You can still use that technique in .NET 4.0 or later. You can get slightly better performance using ManualResetEventSlim. I see only two problems with using the events this way.
First, the expression !cancelRequested.WaitOne(0) isn’t exactly clear. It’s not as bad as the Interlocked.CompareExchange example from my last post, but it’s definitely not as clear as !cancelRequested.
More importantly, any thread can call cancelRequested.Set to cancel the entire operation. Granted, background tasks shouldn’t do that, but they could. It would be better if we could pass a read-only token of some sort.
.NET 4.0 formalized the concept of Cancellation, implemented with the CancellationTokenSource and CancellationToken classes. Using these classes, you can implement cancellation in a standard, safe, and reliable manner.
The basic idea is that the main program creates a CancellationTokenSource instance, and passes the Token member (a CancellationToken) to the methods that want to check for cancellation. I’ll let you read up on the details.
Here’s an example.
private void DoStuff()
{
CancellationTokenSource cancel = new CancellationTokenSource();
// Start tasks
ThreadPool.QueueUserWorkItem((s) =>
{
var task1 = new Task1Class();
task1.DoTask1(cancel.Token);
});
Console.WriteLine("Press Enter to stop thread.");
Console.ReadLine();
// set cancel flag
cancel.Cancel();
Console.WriteLine("Cancel requested!");
}
public class Task1Class
{
public void DoTask1(CancellationToken cancelToken)
{
Console.WriteLine("Task1 started.");
while (!cancelToken.IsCancellationRequested)
{
// do stuff
}
Console.WriteLine("Task1 exit.");
}
}That looks a lot cleaner to me. I can tell just by looking at the code exactly what is going on. Furthermore, there is no way that one of the tasks can inadvertently cancel the entire process because there’s no way for them to set the cancel flag. They can only query it.
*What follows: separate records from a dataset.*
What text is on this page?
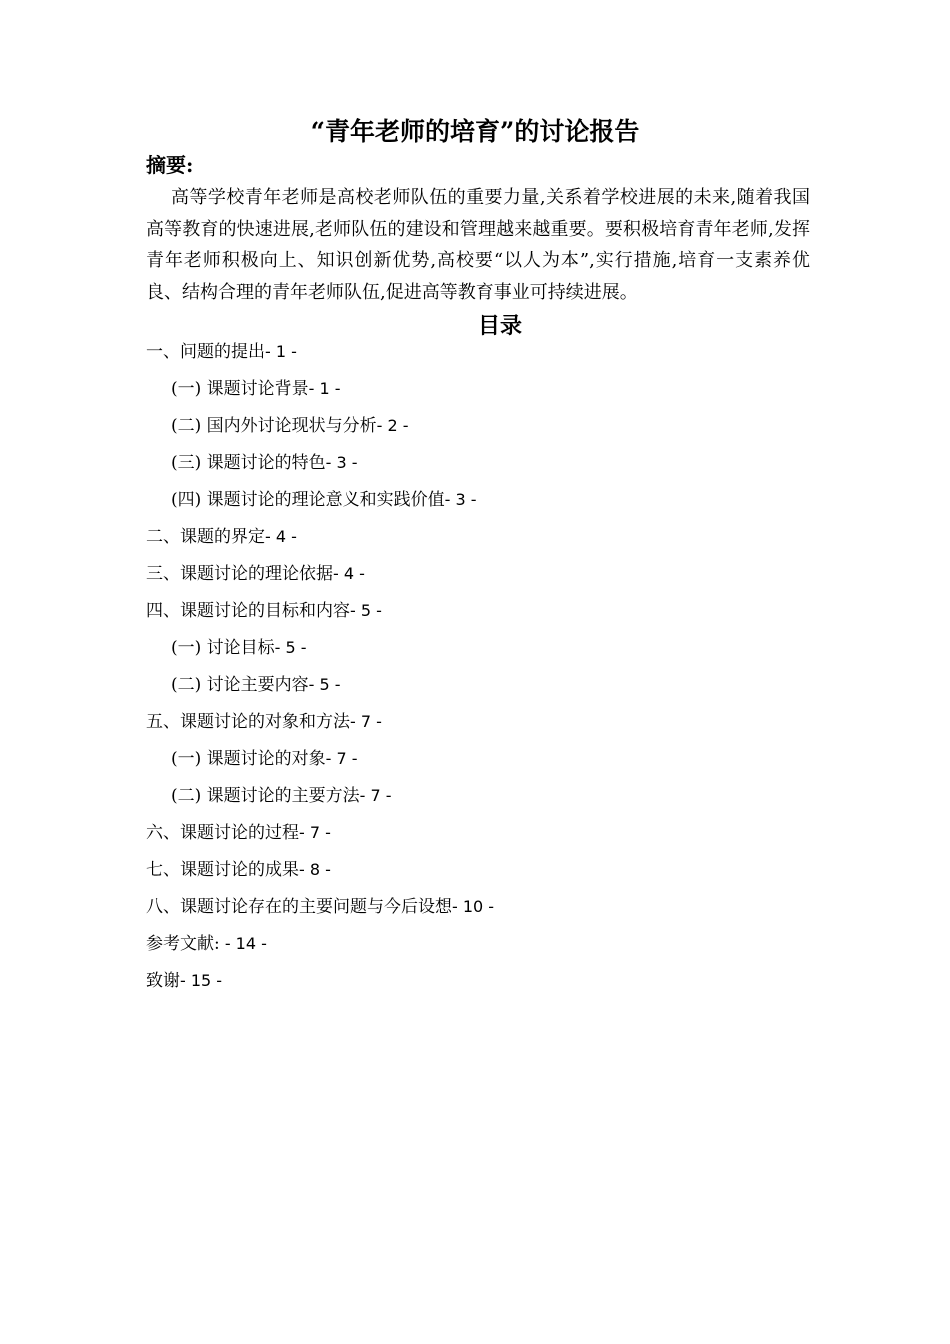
“青年老师的培育”的讨论报告
摘要:

高等学校青年老师是高校老师队伍的重要力量,关系着学校进展的未来,随着我国高等教育的快速进展,老师队伍的建设和管理越来越重要。要积极培育青年老师,发挥青年老师积极向上、知识创新优势,高校要“以人为本”,实行措施,培育一支素养优良、结构合理的青年老师队伍,促进高等教育事业可持续进展。

目录
一、问题的提出- 1 -
(一) 课题讨论背景- 1 -
(二) 国内外讨论现状与分析- 2 -
(三) 课题讨论的特色- 3 -
(四) 课题讨论的理论意义和实践价值- 3 -
二、课题的界定- 4 -
三、课题讨论的理论依据- 4 -
四、课题讨论的目标和内容- 5 -
(一) 讨论目标- 5 -
(二) 讨论主要内容- 5 -
五、课题讨论的对象和方法- 7 -
(一) 课题讨论的对象- 7 -
(二) 课题讨论的主要方法- 7 -
六、课题讨论的过程- 7 -
七、课题讨论的成果- 8 -
八、课题讨论存在的主要问题与今后设想- 10 -
参考文献: - 14 -
致谢- 15 -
Another advantage of this method (and the one that uses events) over the reference flag (which doesn’t work, but even if it did) is that you can pass the CancellationToken to a class’s constructor so that the class can cache it. That way, it doesn’t have to pass the cancellation token to every internal method that might need it. For example:
private void DoStuff()
{
CancellationTokenSource cancel = new CancellationTokenSource();
// Start tasks
ThreadPool.QueueUserWorkItem((s) =>
{
var task1 = new Task1Class(cancel.Token);
task1.DoTask1();
});
Console.WriteLine("Press Enter to stop thread.");
Console.ReadLine();
// set cancel flag
cancel.Cancel();
Console.WriteLine("Cancel requested!");
}
public class Task1Class
{
private readonly CancellationToken _cancelToken;
public Task1Class(CancellationToken cancelToken)
{
_cancelToken = cancelToken;
}
public void DoTask1()
{
Console.WriteLine("Task1 started.");
DoSubtask1();
if (!_cancelToken.IsCancellationRequested)
{
DoSubtask2();
}
Console.WriteLine("Task1 exit.");
}
private void DoSubtask1()
{
while (!_cancelToken.IsCancellationRequested)
{
// do stuff
}
}
private void DoSubtask2()
{
while (!_cancelToken.IsCancellationRequested)
{
// do stuff
}
}
}You can’t store a reference in C# (you can store an instance of a reference type, but that’s a different thing), so there wouldn’t be any way to do this using a simple Boolean flag. You can’t write, for example:
private ref bool cancelRequested; // this doesn't compile!The most important thing I learned from this investigation is:
If you’re writing multi-threaded code, use synchronization primitives for all inter-thread communication.
Furthermore, I’ve shown that volatile is not a synchronization primitive.
If you’re writing for .NET 4.0 or later, then take advantage of Cancellation. Otherwise, use a ManualResetEvent or ManualResetEventSlim to approximate that functionality.